Dr. Joel Giddey examines patient Tammy Cyr at the Shale Medical Clinic in Drayton Valley, Alberta on March 3, 2020. LARRY WONG Larry Wong / POSTMEDIA NETWORK

Faced with an increasingly fraught pay dispute, the Alberta Medical Association and the provincial government are forming a working group with the hope of cementing a new agreement, the AMA announced in a letter to its membership Saturday.

The disagreement over physician compensation resulted in the imposition of a new pay framework by the UCP government last month.

“We as a working group will be able to meet and discuss the situation that we’re in and hopefully find a way forward that will be satisfactory for both the profession and the government,” said AMA president Christine Molnar, who emphasized the importance of keeping conversations civil.

“We’re hoping that it’s an avenue to a successful, respectful and fair agreement.”

In February, the Alberta government unilaterally terminated its funding contract with the AMA and imposed changes to rules and fees that it called necessary to handle health care cost overruns in the province. The contract outlined doctor pay, benefits and working conditions, and included contentious changes for doctors, including no longer allowing physicians to bill for overhead costs for all hospital-based services.

The conflict reached a fever pitch Wednesday, when nearly 600 doctors signed a letter warning that physicians will leave the province if the government makes cuts without consultations.

Saturday’s announcement is an about-face for the AMA and Molnar, who at the time of the announcement of the new pay framework called it an “attack on physicians” by the province.

The working group includes four representatives for each party. Coming to the table with the province are former Alberta Progressive Conservative cabinet minister Lyle Oberg, University of Calgary professor Kabir Jivraj, adviser to the health minister Ivan Bernardo and health consultant Feisal Keshavjee. AMA’s team includes two former presidents, Darryl LaBuick and Michael Giuffre, as well as AMA executive director Mike Gormley and Hal Danchilla — a political strategist who recently worked on Premier Jason Kenney’s campaign.

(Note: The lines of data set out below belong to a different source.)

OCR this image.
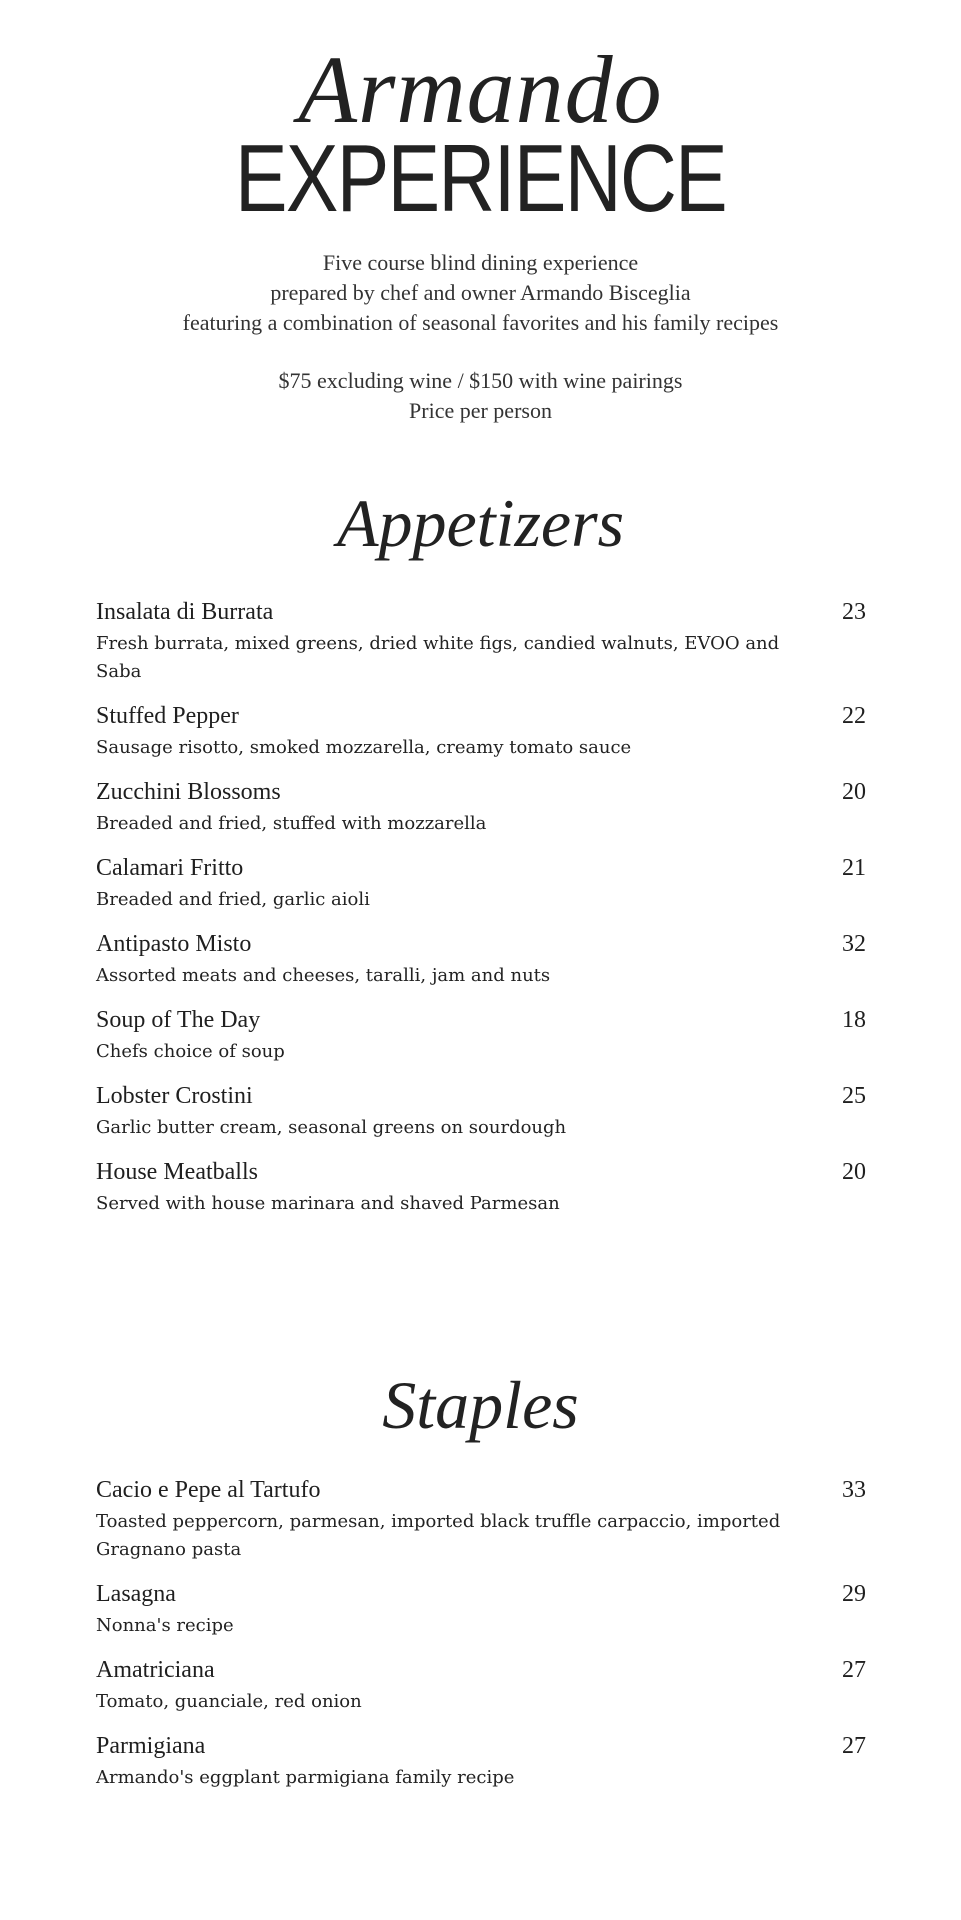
Armando
EXPERIENCE
Five course blind dining experience
prepared by chef and owner Armando Bisceglia
featuring a combination of seasonal favorites and his family recipes
$75 excluding wine / $150 with wine pairings
Price per person
Appetizers
Insalata di Burrata	23
Fresh burrata, mixed greens, dried white figs, candied walnuts, EVOO and Saba
Stuffed Pepper	22
Sausage risotto, smoked mozzarella, creamy tomato sauce
Zucchini Blossoms	20
Breaded and fried, stuffed with mozzarella
Calamari Fritto	21
Breaded and fried, garlic aioli
Antipasto Misto	32
Assorted meats and cheeses, taralli, jam and nuts
Soup of The Day	18
Chefs choice of soup
Lobster Crostini	25
Garlic butter cream, seasonal greens on sourdough
House Meatballs	20
Served with house marinara and shaved Parmesan
Staples
Cacio e Pepe al Tartufo	33
Toasted peppercorn, parmesan, imported black truffle carpaccio, imported Gragnano pasta
Lasagna	29
Nonna's recipe
Amatriciana	27
Tomato, guanciale, red onion
Parmigiana	27
Armando's eggplant parmigiana family recipe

Multiple members of the working group declined to comment when reached Saturday evening.

The group will focus on government budget requirements and solutions, Molnar said, with most of its members having a background in the finances of the health care system. The end goal is a negotiated agreement between doctors and the province.

In a statement, Ministry of Health spokeswoman Tara Jago said the working group is just one facet of ongoing conversations between the province and physicians.

“As has been made clear from the beginning, the Government of Alberta is open to reviewing any proposals that the Alberta Medical Association may wish to put forward, subject only to holding the line on physician spending at $5.4 billion,” Jago said.

“Discussions on a variety of matters important to government and the AMA have been occurring in many different forms, both formal and informal. A small working group has been established to assist the AMA in presenting any proposals that they may wish to bring forward.”

There’s no time frame for the working group, according to Molnar, who only said that she expects it will take a while to work through the dispute and settle on something that both parties will accept.

“This is an opportunity to address the impasse that we’re currently in, and hopefully it will yield results,” Molnar said.